Governor Charlie Baker went on record just this week saying, “… I absolutely believe that, in addition to sort of the cross-border competition issues that would be addressed by doing something here in Massachusetts, it would certainly generate revenue and it would be something that a lot of people would be interested in here at home as opposed to doing across the border. We’d like to see that happen.”
The Work That Was Done
Bill H 4879 was fairly complete – the language of the legislation was basically done. It would have allowed for both retail and mobile betting, college sports wagers, minus in-game prop betting and esports wagers would be welcomed. Official league data would be required for all in-play betting on US sports.
Providers would have paid a $250,000 application fee for a five-year license with a $100,000 renewal fee and the platform would have been taxed at a flat 15% tax rate with an additional tax that provides in-state arenas and stadiums 1% of all betting revenue from events at those venues.

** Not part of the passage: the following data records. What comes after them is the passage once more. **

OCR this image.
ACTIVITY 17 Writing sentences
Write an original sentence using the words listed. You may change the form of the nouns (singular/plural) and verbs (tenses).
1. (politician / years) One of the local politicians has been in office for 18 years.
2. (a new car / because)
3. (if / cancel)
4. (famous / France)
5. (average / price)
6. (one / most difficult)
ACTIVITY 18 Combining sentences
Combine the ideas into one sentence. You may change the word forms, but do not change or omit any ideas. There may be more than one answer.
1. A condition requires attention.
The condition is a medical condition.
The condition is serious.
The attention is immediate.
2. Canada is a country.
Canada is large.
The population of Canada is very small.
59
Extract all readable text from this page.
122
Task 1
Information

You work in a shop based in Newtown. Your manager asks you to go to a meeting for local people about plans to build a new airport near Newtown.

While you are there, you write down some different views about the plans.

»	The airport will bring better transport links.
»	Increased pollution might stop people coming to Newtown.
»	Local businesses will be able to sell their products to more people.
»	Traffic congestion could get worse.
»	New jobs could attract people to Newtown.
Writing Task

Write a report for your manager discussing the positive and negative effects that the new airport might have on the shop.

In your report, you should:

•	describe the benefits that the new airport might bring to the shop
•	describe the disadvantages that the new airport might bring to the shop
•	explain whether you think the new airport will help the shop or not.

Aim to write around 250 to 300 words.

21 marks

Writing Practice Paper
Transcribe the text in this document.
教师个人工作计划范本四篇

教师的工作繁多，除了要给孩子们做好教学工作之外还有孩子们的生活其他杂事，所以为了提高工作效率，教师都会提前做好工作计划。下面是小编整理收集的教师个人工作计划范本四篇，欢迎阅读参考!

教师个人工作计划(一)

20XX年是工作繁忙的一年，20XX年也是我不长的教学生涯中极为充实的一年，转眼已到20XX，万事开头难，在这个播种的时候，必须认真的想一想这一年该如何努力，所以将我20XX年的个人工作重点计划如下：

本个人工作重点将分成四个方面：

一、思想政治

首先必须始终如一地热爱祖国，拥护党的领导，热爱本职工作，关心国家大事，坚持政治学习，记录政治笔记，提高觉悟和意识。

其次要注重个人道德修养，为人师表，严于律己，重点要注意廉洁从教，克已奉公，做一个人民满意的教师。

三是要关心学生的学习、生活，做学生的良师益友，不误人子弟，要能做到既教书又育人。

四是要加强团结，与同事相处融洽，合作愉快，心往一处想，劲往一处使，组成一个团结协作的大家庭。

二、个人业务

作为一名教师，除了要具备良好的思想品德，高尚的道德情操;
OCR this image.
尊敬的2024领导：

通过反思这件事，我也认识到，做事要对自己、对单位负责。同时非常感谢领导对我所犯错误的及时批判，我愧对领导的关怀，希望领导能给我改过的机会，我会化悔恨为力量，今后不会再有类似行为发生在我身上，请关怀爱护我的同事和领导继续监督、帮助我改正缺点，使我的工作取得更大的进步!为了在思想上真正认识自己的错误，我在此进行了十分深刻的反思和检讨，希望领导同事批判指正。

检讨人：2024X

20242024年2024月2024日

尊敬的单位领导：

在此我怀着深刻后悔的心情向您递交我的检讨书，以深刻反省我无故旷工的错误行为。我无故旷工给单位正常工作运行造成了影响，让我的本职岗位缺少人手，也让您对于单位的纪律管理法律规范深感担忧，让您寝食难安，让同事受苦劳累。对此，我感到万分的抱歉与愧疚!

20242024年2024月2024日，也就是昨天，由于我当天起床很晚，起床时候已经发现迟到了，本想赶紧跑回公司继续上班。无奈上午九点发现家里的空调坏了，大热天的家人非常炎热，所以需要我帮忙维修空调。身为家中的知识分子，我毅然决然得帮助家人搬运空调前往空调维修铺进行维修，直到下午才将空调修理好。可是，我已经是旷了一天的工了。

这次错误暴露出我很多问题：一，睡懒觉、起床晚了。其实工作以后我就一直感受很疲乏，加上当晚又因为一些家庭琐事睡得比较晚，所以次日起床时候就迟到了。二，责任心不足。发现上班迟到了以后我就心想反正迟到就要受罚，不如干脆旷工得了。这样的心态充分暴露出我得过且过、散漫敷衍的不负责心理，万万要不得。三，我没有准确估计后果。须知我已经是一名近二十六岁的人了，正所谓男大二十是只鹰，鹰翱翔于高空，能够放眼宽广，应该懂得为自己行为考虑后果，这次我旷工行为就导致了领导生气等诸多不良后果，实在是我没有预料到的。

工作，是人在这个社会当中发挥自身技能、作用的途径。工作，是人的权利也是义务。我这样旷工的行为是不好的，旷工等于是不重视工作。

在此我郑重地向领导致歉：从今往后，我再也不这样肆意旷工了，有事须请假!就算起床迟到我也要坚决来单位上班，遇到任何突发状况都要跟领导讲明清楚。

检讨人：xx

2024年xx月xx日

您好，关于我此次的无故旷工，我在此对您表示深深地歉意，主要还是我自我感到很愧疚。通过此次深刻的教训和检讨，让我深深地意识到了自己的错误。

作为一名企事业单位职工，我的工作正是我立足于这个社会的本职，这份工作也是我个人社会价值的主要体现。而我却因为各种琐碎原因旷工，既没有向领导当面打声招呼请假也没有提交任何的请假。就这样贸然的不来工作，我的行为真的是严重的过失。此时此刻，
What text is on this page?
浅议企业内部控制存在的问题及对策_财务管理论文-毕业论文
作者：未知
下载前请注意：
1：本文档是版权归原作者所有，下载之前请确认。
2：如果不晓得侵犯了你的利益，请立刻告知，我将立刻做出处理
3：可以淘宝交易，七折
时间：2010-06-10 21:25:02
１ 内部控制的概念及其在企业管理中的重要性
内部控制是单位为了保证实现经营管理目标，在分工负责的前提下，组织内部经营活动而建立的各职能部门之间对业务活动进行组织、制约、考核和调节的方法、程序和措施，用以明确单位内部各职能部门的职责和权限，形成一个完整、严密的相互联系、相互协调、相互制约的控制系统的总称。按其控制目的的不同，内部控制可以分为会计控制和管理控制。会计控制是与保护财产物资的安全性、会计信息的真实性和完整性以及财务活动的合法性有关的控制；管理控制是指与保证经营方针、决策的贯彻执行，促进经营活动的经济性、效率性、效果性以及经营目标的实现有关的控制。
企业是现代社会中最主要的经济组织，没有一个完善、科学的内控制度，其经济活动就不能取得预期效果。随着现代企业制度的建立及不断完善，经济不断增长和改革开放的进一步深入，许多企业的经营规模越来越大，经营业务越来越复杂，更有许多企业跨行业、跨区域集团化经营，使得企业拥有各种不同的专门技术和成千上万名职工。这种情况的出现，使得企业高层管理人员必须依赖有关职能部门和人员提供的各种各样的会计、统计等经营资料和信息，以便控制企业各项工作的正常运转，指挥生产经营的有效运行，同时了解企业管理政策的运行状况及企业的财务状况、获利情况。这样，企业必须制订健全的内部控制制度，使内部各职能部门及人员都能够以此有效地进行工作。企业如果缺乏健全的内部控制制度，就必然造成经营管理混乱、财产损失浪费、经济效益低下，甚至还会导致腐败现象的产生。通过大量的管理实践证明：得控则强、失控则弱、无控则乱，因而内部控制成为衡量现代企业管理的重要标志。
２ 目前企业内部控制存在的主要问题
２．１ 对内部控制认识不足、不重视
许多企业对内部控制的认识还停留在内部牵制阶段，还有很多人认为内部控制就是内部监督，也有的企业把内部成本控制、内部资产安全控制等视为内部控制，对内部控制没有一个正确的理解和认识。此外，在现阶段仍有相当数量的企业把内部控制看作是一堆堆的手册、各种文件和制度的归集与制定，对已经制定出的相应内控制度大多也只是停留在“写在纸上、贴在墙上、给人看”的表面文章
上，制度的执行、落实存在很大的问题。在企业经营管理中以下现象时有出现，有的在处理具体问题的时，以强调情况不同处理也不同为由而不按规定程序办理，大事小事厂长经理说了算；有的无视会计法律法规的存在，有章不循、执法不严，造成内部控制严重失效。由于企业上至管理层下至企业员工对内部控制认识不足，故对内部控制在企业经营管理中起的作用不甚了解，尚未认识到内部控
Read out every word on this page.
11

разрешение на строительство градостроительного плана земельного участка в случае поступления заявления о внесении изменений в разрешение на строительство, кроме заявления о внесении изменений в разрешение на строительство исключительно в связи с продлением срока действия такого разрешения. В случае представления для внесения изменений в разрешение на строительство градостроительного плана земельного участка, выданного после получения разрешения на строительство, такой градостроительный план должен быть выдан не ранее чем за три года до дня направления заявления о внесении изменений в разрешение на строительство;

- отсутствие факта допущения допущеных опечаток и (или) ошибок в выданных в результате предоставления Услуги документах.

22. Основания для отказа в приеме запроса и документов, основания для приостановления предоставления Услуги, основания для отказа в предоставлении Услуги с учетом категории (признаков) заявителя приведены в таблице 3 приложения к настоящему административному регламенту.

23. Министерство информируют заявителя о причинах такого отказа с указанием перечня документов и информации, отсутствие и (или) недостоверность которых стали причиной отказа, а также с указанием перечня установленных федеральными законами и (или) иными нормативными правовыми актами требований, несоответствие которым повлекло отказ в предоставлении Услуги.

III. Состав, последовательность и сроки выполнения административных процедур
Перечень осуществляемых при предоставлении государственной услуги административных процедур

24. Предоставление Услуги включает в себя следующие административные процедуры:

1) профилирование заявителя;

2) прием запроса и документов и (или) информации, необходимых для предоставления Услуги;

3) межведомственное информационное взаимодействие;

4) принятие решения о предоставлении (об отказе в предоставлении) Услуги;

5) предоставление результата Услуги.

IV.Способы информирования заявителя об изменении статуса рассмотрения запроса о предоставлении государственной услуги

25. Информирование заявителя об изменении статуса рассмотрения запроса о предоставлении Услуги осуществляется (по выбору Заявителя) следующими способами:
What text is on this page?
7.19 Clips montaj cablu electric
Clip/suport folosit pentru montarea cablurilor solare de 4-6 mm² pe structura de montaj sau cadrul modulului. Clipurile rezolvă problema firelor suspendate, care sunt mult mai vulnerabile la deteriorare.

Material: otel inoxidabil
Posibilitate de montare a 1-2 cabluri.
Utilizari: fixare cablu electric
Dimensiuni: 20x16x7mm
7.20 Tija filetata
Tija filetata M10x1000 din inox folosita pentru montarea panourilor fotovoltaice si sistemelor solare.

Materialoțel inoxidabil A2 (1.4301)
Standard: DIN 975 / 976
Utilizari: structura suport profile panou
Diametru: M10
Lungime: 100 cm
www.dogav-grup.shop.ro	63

The legislation that was presented had its issues. It was seen as a tad restrictive in its language that allowed just three casino operators plus the two biggest DFS providers on the planet to apply for licenses. That language was amended slightly to allow two other licenses to providers that have operated sportsbooks in two US states for more than one year. Still, it remains unclear as to exactly what that part of the legislation would mean.
There was also some debate about the proposed tax rate for a legal betting platform in Massachusetts. Ideas for the tax rate ranged from a fairly standard 15% to a seemingly unreasonable and untenable 50%. Agreement on a tax rate is paramount for a platform to get off the ground.
Another area of disagreement was just what kind of platform the state’s racetracks could launch. The legislation allowed for retail only betting at racetracks but some legislators felt that tracks should be permitted to run online betting as well.
Missing an Opportunity
Although legal sports betting is not quite dead, chances for launch will likely have to wait until 2021. It is a huge disappointment for the rabid fan base that exists in Massachusetts and the Red Sox, Patriots, Celtics, and Bruins that call the state home.
States that presently have a legal sports betting platform are reaping the rewards already with the return of major sports in the country. The tax revenue generated is more important to those states than ever with the COVID-19 bills piling up. The Massachusetts Gaming Commission has estimated that sports betting could generate between $9 million and $61 million in annual state tax revenue.
Eighteen states, including neighboring Rhode Island, New Hampshire, and New York currently have legal sports betting. Fans in Massachusetts will be forced to spend their betting dollars in those states for now. It is just another example of Massachusetts missing an opportunity.